Change of numeraire and reference asset

Question

Learning about change of numeraire, and came across this statement:

The price of any asset divided by a reference asset (called numeraire) is a martingale (no drift) under the measure associated with that numeraire.

This sounds intuitive, especially when we consider the reference asset as bank account then this would result the risk neutral measure. However, more rigorously, how to prove this, or which theorem (Fundamental theorem of Asset Pricing?) implies this ?

Answer 1

Proving the existence of a risk neutral measure is the difficult part. Once its existence is established, a simple calculation of conditional expectations allows to go from a numeraire to any other.
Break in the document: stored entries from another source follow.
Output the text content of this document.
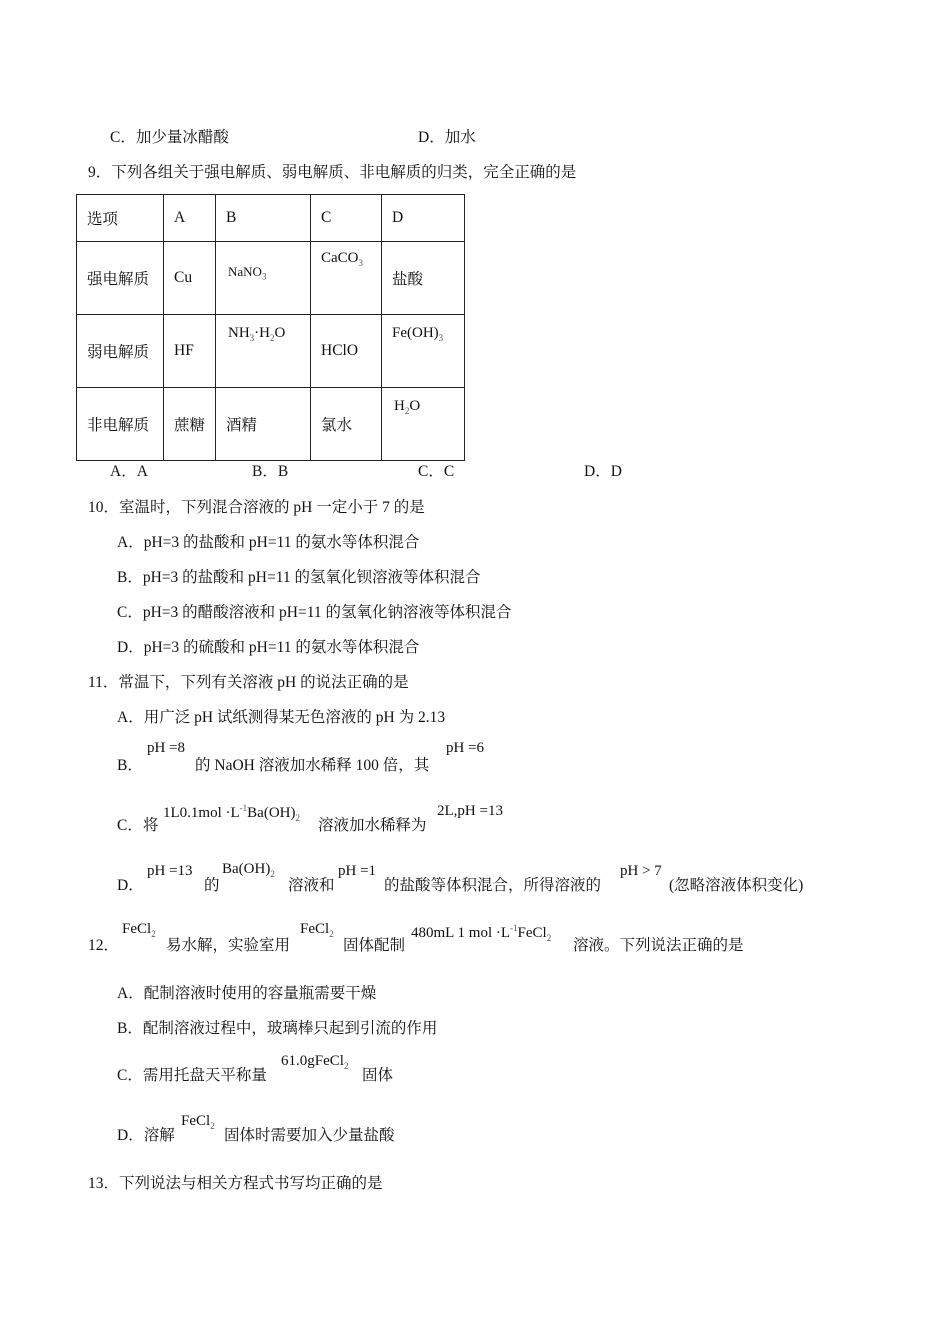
C．加少量冰醋酸	D．加水
9．下列各组关于强电解质、弱电解质、非电解质的归类，完全正确的是
选项	A	B	C	D

强电解质	Cu	NaNO$_3$	CaCO$_3$	盐酸

弱电解质	HF	$NH_3\cdot H_2O$	HClO	$Fe(OH)_3$

非电解质	蔗糖	酒精	氯水	$H_2O$
A．A	B．B	C．C	D．D
10．室温时，下列混合溶液的 pH 一定小于 7 的是
A．pH=3 的盐酸和 pH=11 的氨水等体积混合
B．pH=3 的盐酸和 pH=11 的氢氧化钡溶液等体积混合
C．pH=3 的醋酸溶液和 pH=11 的氢氧化钠溶液等体积混合
D．pH=3 的硫酸和 pH=11 的氨水等体积混合
11．常温下，下列有关溶液 pH 的说法正确的是
A．用广泛 pH 试纸测得某无色溶液的 pH 为 2.13
B．
pH =8
的 NaOH 溶液加水稀释 100 倍，其
pH =6
C．将
$1L0.1mol \cdot L^{-1}Ba(OH)_2$ 溶液加水稀释为
2L,pH =13
D．
pH =13
的
$Ba(OH)_2$
溶液和
pH =1
的盐酸等体积混合，所得溶液的
pH > 7
(忽略溶液体积变化)
12．
FeCl$_2$
易水解，实验室用
FeCl$_2$
固体配制
480mL 1 mol $\cdot L^{-1}FeCl_2$ 溶液。下列说法正确的是
A．配制溶液时使用的容量瓶需要干燥
B．配制溶液过程中，玻璃棒只起到引流的作用
C．需用托盘天平称量
61.0gFeCl$_2$
固体
D．溶解
FeCl$_2$
固体时需要加入少量盐酸
13．下列说法与相关方程式书写均正确的是
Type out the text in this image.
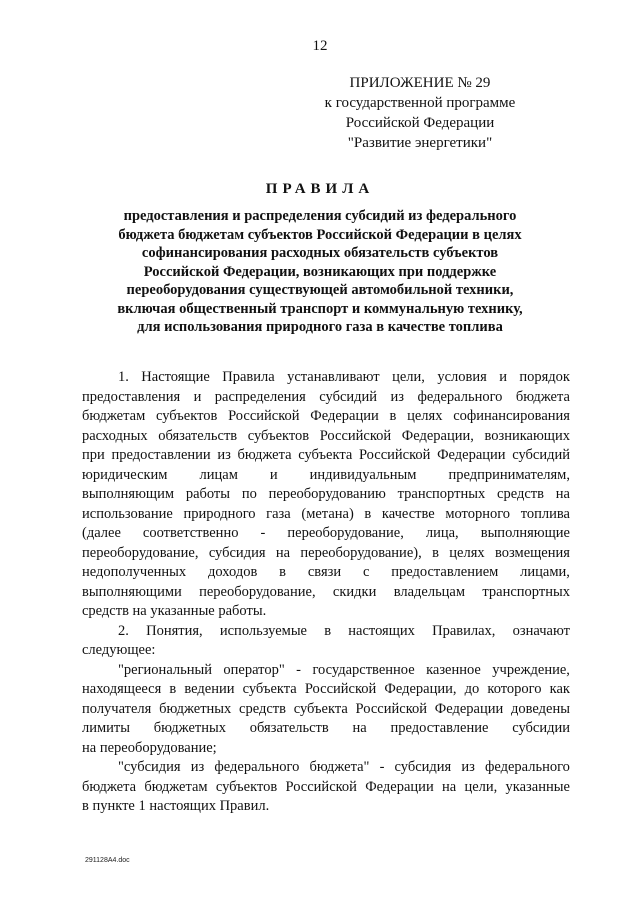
12
ПРИЛОЖЕНИЕ № 29
к государственной программе
Российской Федерации
"Развитие энергетики"
ПРАВИЛА
предоставления и распределения субсидий из федерального
бюджета бюджетам субъектов Российской Федерации в целях
софинансирования расходных обязательств субъектов
Российской Федерации, возникающих при поддержке
переоборудования существующей автомобильной техники,
включая общественный транспорт и коммунальную технику,
для использования природного газа в качестве топлива
1. Настоящие Правила устанавливают цели, условия и порядок
предоставления и распределения субсидий из федерального бюджета
бюджетам субъектов Российской Федерации в целях софинансирования
расходных обязательств субъектов Российской Федерации, возникающих
при предоставлении из бюджета субъекта Российской Федерации субсидий
юридическим лицам и индивидуальным предпринимателям,
выполняющим работы по переоборудованию транспортных средств на
использование природного газа (метана) в качестве моторного топлива
(далее соответственно - переоборудование, лица, выполняющие
переоборудование, субсидия на переоборудование), в целях возмещения
недополученных доходов в связи с предоставлением лицами,
выполняющими переоборудование, скидки владельцам транспортных
средств на указанные работы.
2. Понятия, используемые в настоящих Правилах, означают
следующее:
"региональный оператор" - государственное казенное учреждение,
находящееся в ведении субъекта Российской Федерации, до которого как
получателя бюджетных средств субъекта Российской Федерации доведены
лимиты бюджетных обязательств на предоставление субсидии
на переоборудование;
"субсидия из федерального бюджета" - субсидия из федерального
бюджета бюджетам субъектов Российской Федерации на цели, указанные
в пункте 1 настоящих Правил.
291128A4.doc
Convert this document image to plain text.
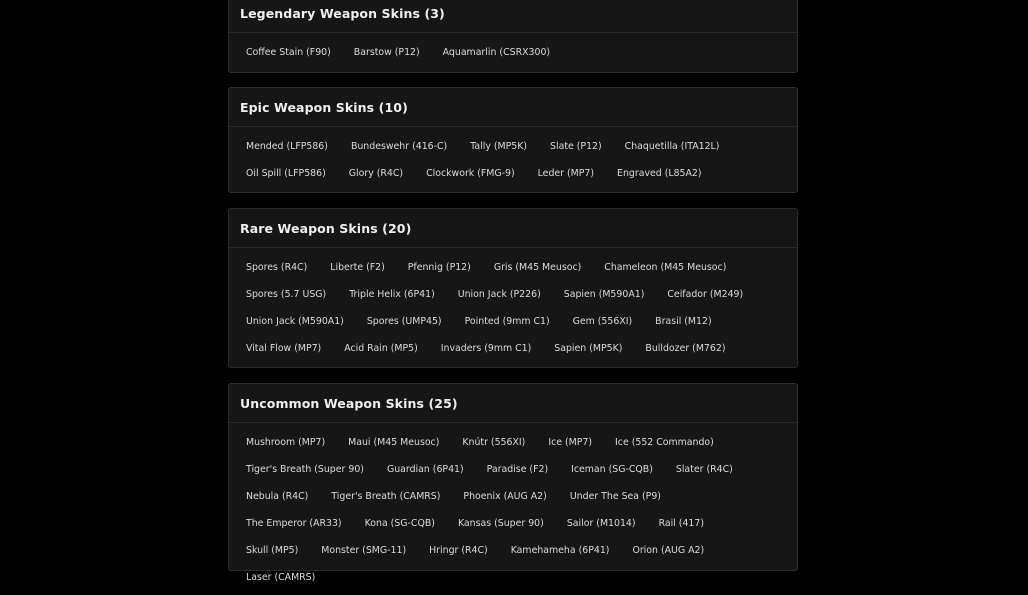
Legendary Weapon Skins (3)
Coffee Stain (F90)	Barstow (P12)	Aquamarlin (CSRX300)
Epic Weapon Skins (10)
Mended (LFP586)	Bundeswehr (416-C)	Tally (MP5K)	Slate (P12)	Chaquetilla (ITA12L)
Oil Spill (LFP586)	Glory (R4C)	Clockwork (FMG-9)	Leder (MP7)	Engraved (L85A2)
Rare Weapon Skins (20)
Spores (R4C)	Liberte (F2)	Pfennig (P12)	Gris (M45 Meusoc)	Chameleon (M45 Meusoc)
Spores (5.7 USG)	Triple Helix (6P41)	Union Jack (P226)	Sapien (M590A1)	Ceifador (M249)
Union Jack (M590A1)	Spores (UMP45)	Pointed (9mm C1)	Gem (556XI)	Brasil (M12)
Vital Flow (MP7)	Acid Rain (MP5)	Invaders (9mm C1)	Sapien (MP5K)	Bulldozer (M762)
Uncommon Weapon Skins (25)
Mushroom (MP7)	Maui (M45 Meusoc)	Knútr (556XI)	Ice (MP7)	Ice (552 Commando)
Tiger's Breath (Super 90)	Guardian (6P41)	Paradise (F2)	Iceman (SG-CQB)	Slater (R4C)
Nebula (R4C)	Tiger's Breath (CAMRS)	Phoenix (AUG A2)	Under The Sea (P9)
The Emperor (AR33)	Kona (SG-CQB)	Kansas (Super 90)	Sailor (M1014)	Rail (417)
Skull (MP5)	Monster (SMG-11)	Hringr (R4C)	Kamehameha (6P41)	Orion (AUG A2)
Laser (CAMRS)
Write $\beta$ for the cash numeraire and $Q_\beta$ the corresponding risk neutral measure. Let $N$ be a numeraire (so $N$ is a positive process and $N/\beta$ is $Q_\beta$ martingale). Define a new measure by $$ \frac{dQ_N}{dQ_\beta}|_{\mathcal{F}_T} = \frac{N_T/\beta_T}{N_0/\beta_0} $$ Then, for any $P$ s.t. $P/\beta$ is a $Q_\beta$ martingale
\begin{eqnarray} \mathbb{E}^{Q_N}[ \frac{P_T}{N_T} | {\mathcal{F}_t} ] &=& \frac{\mathbb{E}^{Q_\beta}[ \frac{P_T}{N_T} \frac{N_T/\beta_T}{N_0/\beta_0} | {\mathcal{F}_t} ]}{\mathbb{E}^{Q_\beta}[ \frac{N_T/\beta_T}{N_0/\beta_0} | {\mathcal{F}_t} ]} = \frac{\mathbb{E}^{Q_\beta}[ \frac{P_T}{\beta_T} | {\mathcal{F}_t} ]}{\mathbb{E}^{Q_\beta}[ \frac{N_T}{\beta_T} | {\mathcal{F}_t} ]} = \frac{\frac{P_t}{\beta_t} }{\frac{N_t}{\beta_t} } = \frac{P_t}{N_t} \end{eqnarray} So $P/N$ is a $Q_N$ martingale.

If you assume that you have a Brownian market:
$$ \frac{dN_t}{N_t} = r_t dt + \sigma^N_t dW_t^\beta $$ $$ \frac{dP_t}{P_t} = r_t dt + \sigma^P_t dW_t^\beta $$ $$ \frac{dQ_N}{dQ_\beta}|_{\mathcal{F}_T} = \frac{N_T/\beta_T}{N_0/\beta_0} = \exp\left(\int_0^T \sigma^N_t dW^\beta_t - \frac{1}{2} \int_0^T |\sigma^N_t|^2 dt \right) $$ By Girsanov, under $Q_N$, $$ dW^N_t = dW^\beta_t - \sigma^N_t dt $$ is a Brownian motion and using Ito's lemma you can check that $$ \frac{d(P_t/N_t)}{P_t/N_t} = (\sigma^P_t - \sigma^N_t)dW^N_t $$ which also shows that it is a Brownian martingale under $Q_N$.